Yadong Yadong - 1 year ago 82
Vb.net Question

Value of Non-ASCII characters readed from txt file by using "System.IO.StreamReader.ReadLine" were modified by mistake

This looks a simple question, but I cannot find a good answer for it.
What I am doing is I read one line of a txt file, then parse it using string.substring(12, 45) to get the sub string, which is actually a piece of hex data. (It's a long story, why i get into this situation.)
The following screenshot is how it looks like in NotePad++

enter image description here

The Hex value was not encoded by any way, just using each char present a number. I would like to convert this string to a hex array. During testing I found most of the char can be converted to hex correctly. But some of them were wrong.
enter image description here

For example in the attached pic, I want to parse and get string of "00 00 02 87 50 0C". Then convert this string into hex array [0][0][0][0]0[8][7][5][0][0][C]. But the hex value "87" cannot be converted correctly.

After get a deeper look, I found it's caused by ReadLine(). During readline(), those non-ASCII characters was not being kept with original values. I did a test to read all lines one by one from input file, then write them into an output file. I can see those not-ASCII characters were changed to something else.
The code I used to read file is:

Dim fileInput As System.IO.StreamReader = New System.IO.StreamReader("d:\temp\xyz.txt")

Do While fileInput.Peek() <> -1

`Dim oneLine As String = fileInput.ReadLine()`

... blabla


So is there any way to read string line by line without change those non-ASCII character by mistake?


Answer Source

It seems you want to read some bytes from a file, after some number of lines, as binary, into a byte array.

Since your data is line-oriented with 0d 0a line-endings, it makes some sense to read it as text. However, since it also contains binary, you have to read it with an encoding that allows all byte values 0-255 in any order.

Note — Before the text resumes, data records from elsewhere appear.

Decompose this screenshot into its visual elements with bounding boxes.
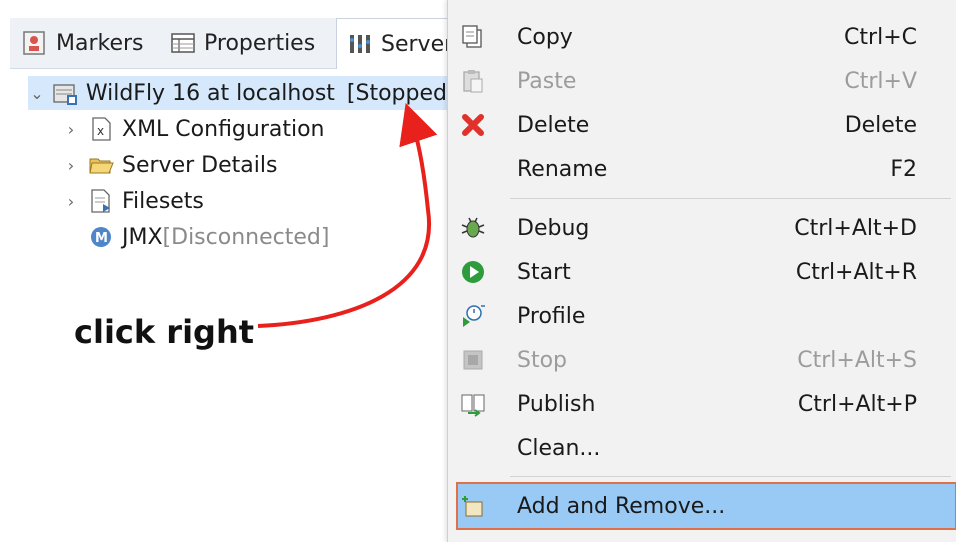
menu-item-debug[interactable]: Debug Ctrl+Alt+D [448, 206, 956, 250]
chevron-right-icon[interactable]: › [60, 120, 82, 139]
menu-item-publish[interactable]: Publish Ctrl+Alt+P [448, 382, 956, 426]
tree-node-jmx[interactable]: M JMX [Disconnected] [88, 220, 329, 254]
add-remove-icon [460, 493, 486, 519]
tab-markers-label: Markers [56, 30, 144, 56]
menu-item-stop[interactable]: Stop Ctrl+Alt+S [448, 338, 956, 382]
tree-label: Filesets [122, 188, 204, 214]
menu-item-add-and-remove[interactable]: Add and Remove... [458, 484, 955, 528]
servers-icon [347, 31, 373, 57]
tree-node-filesets[interactable]: › Filesets [60, 184, 204, 218]
tree-node-wildfly-server[interactable]: ⌄ WildFly 16 at localhost [Stopped [28, 76, 447, 110]
jmx-label: JMX [122, 224, 163, 250]
jmx-icon: M [88, 224, 114, 250]
chevron-right-icon[interactable]: › [60, 192, 82, 211]
servers-view: Markers Properties Servers ⌄ WildFly 16 … [0, 0, 465, 542]
server-state: [Stopped [346, 80, 447, 106]
tab-markers[interactable]: Markers [22, 18, 144, 68]
menu-separator [510, 198, 951, 199]
annotation-text: click right [74, 313, 255, 351]
properties-icon [170, 30, 196, 56]
tab-properties[interactable]: Properties [170, 18, 315, 68]
svg-text:M: M [95, 231, 108, 246]
menu-separator [510, 476, 951, 477]
markers-icon [22, 30, 48, 56]
svg-text:x: x [97, 124, 104, 138]
view-tab-bar: Markers Properties Servers [10, 18, 465, 69]
chevron-right-icon[interactable]: › [60, 156, 82, 175]
menu-item-delete[interactable]: Delete Delete [448, 103, 956, 147]
menu-item-paste[interactable]: Paste Ctrl+V [448, 59, 956, 103]
tab-servers[interactable]: Servers [336, 18, 465, 69]
tree-node-server-details[interactable]: › Server Details [60, 148, 278, 182]
menu-item-rename[interactable]: Rename F2 [448, 147, 956, 191]
menu-item-copy[interactable]: Copy Ctrl+C [448, 15, 956, 59]
menu-item-profile[interactable]: Profile [448, 294, 956, 338]
publish-icon [460, 391, 486, 417]
stop-icon [460, 347, 486, 373]
server-icon [52, 80, 78, 106]
profile-stopwatch-icon [460, 303, 486, 329]
copy-icon [460, 24, 486, 50]
debug-bug-icon [460, 215, 486, 241]
tab-properties-label: Properties [204, 30, 316, 56]
delete-icon [460, 112, 486, 138]
server-name: WildFly 16 at localhost [85, 80, 335, 106]
chevron-down-icon[interactable]: ⌄ [28, 84, 46, 103]
tree-label: Server Details [122, 152, 278, 178]
context-menu: Copy Ctrl+C Paste Ctrl+V Delete Delete R… [447, 0, 956, 542]
start-play-icon [460, 259, 486, 285]
menu-item-clean[interactable]: Clean... [448, 426, 956, 470]
jmx-status: [Disconnected] [162, 224, 330, 250]
xml-file-icon: x [88, 116, 114, 142]
tree-label: XML Configuration [122, 116, 325, 142]
paste-icon [460, 68, 486, 94]
menu-item-start[interactable]: Start Ctrl+Alt+R [448, 250, 956, 294]
folder-open-icon [88, 152, 114, 178]
fileset-icon [88, 188, 114, 214]
tree-node-xml-configuration[interactable]: › x XML Configuration [60, 112, 325, 146]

UTF-8 is the default for System.IO.StreamReader. It does not meet this requirement because it does not allow arbitrary ordering of all values. (It encodes some Unicode codepoints into multiple 8-bit code units and they have a particular pattern.)

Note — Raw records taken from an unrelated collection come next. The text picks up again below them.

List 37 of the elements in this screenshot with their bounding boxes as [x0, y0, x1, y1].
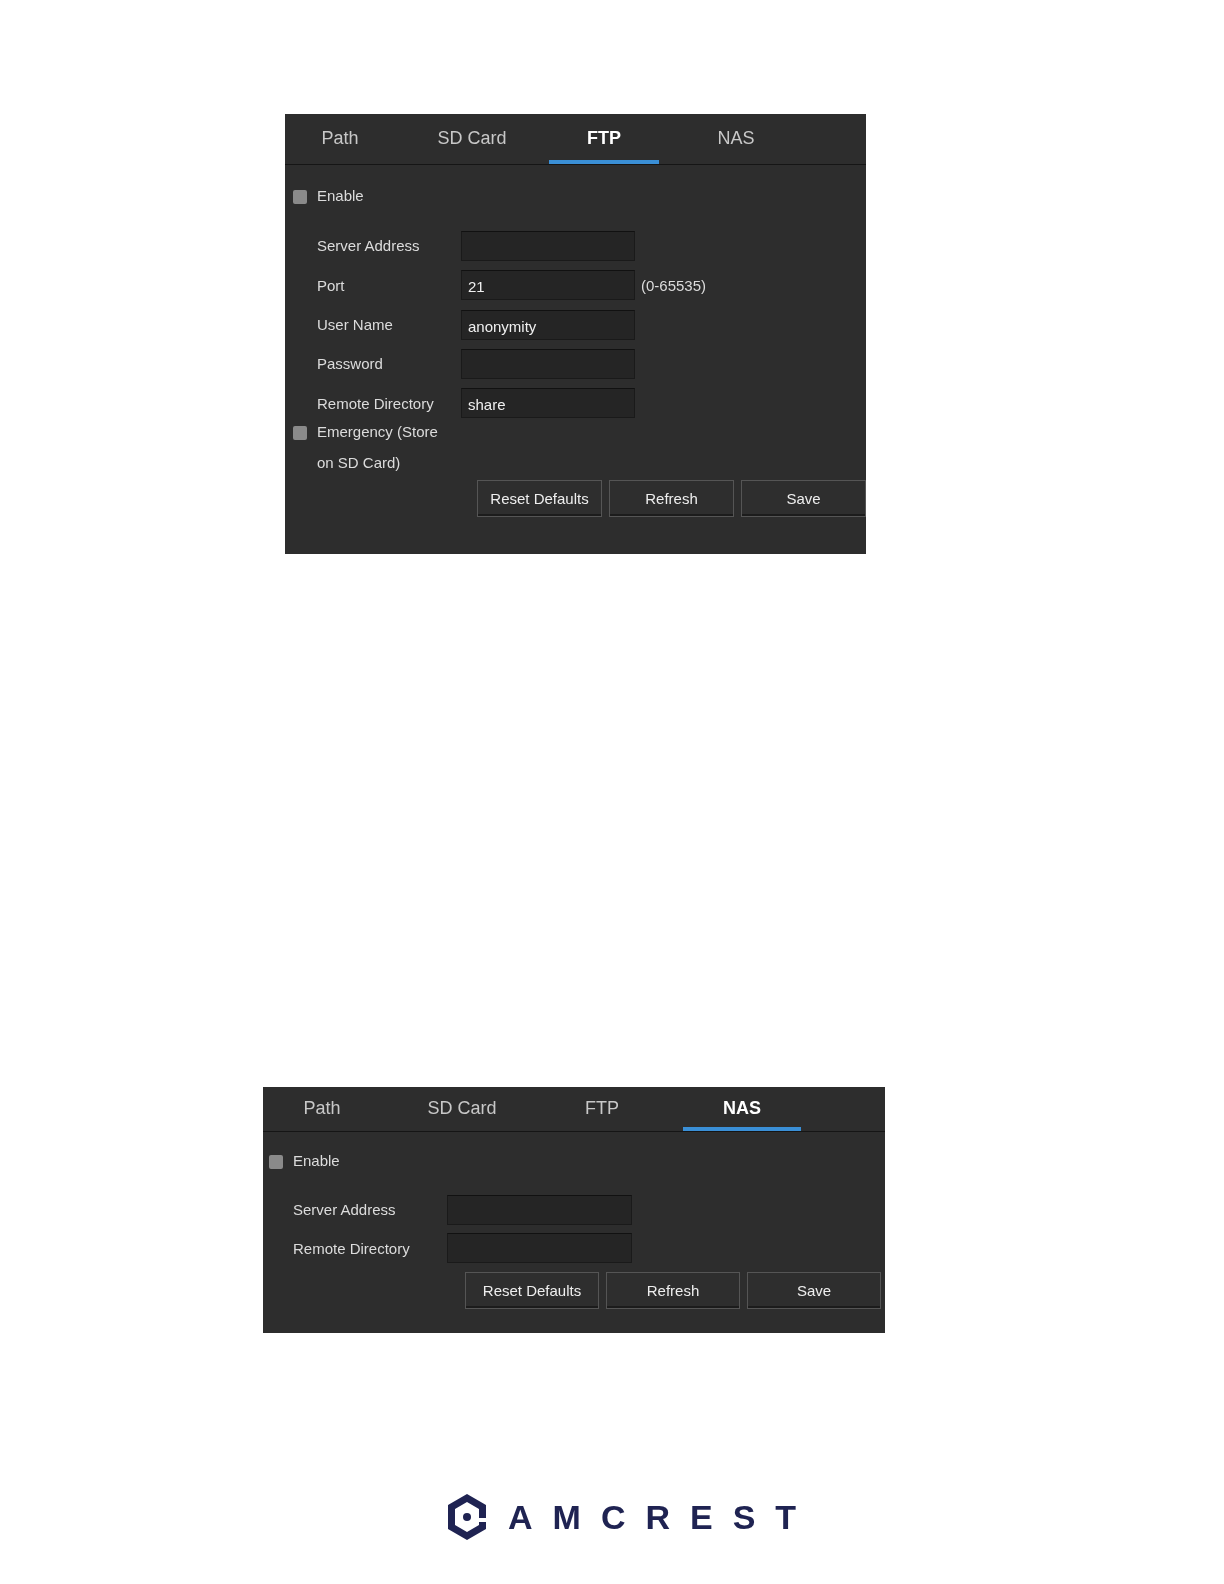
input-field[interactable] [447, 1194, 632, 1225]
field-label: Server Address [317, 237, 421, 255]
input-field[interactable]: anonymity [461, 309, 635, 340]
action-button[interactable]: Reset Defaults [477, 479, 602, 517]
field-label: Port [317, 276, 346, 294]
tab[interactable]: SD Card [417, 114, 527, 164]
tab[interactable]: Path [263, 1087, 381, 1131]
tab[interactable]: SD Card [403, 1087, 521, 1131]
input-field[interactable] [447, 1233, 632, 1264]
input-field[interactable]: share [461, 388, 635, 419]
action-button[interactable]: Save [747, 1271, 881, 1309]
input-field[interactable] [461, 230, 635, 261]
hexagon-logo-icon [448, 1494, 486, 1540]
action-button[interactable]: Refresh [609, 479, 734, 517]
field-label: Remote Directory [317, 394, 435, 412]
tab[interactable]: Path [285, 114, 395, 164]
tab[interactable]: NAS [683, 1087, 801, 1131]
checkbox[interactable] [293, 425, 307, 440]
checkbox-label: Enable [293, 1151, 340, 1171]
field-label: User Name [317, 316, 394, 334]
tab[interactable]: FTP [549, 114, 659, 164]
tab[interactable]: NAS [681, 114, 791, 164]
action-button[interactable]: Save [741, 479, 866, 517]
checkbox[interactable] [293, 190, 307, 204]
brand-wordmark: AMCREST [508, 1497, 817, 1537]
input-field[interactable]: 21 [461, 270, 635, 301]
tab[interactable]: FTP [543, 1087, 661, 1131]
checkbox-label: Emergency (Store on SD Card) [317, 421, 439, 473]
action-button[interactable]: Refresh [606, 1271, 740, 1309]
range-hint: (0-65535) [641, 276, 707, 294]
field-label: Remote Directory [293, 1239, 411, 1257]
checkbox-label: Enable [317, 186, 364, 206]
action-button[interactable]: Reset Defaults [465, 1271, 599, 1309]
field-label: Password [317, 355, 384, 373]
field-label: Server Address [293, 1201, 397, 1219]
checkbox[interactable] [269, 1155, 283, 1169]
input-field[interactable] [461, 348, 635, 379]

You could use CP437. It allows all values 0-255 in any order and 0d is CR and 0a is LF so it is compatible with the line-endings in your data. It also encodes all characters in 1 byte.

So read to the line you want. Skip to the character position you want and take the substring to the characters that your binary data decoded to, then re-encode as CP437 to get the bytes back.

Dim encoding = Encoding.GetEncoding(437)
' get your line
Dim binaryDecodedAsCp437 = onelineDecodedAsCp437.substring(12, 45)
Dim byteArray = encoding.GetBytes(binaryDecodedAsCp437)

Since you are encoding back and forth with CP437, the original bytes will be restored.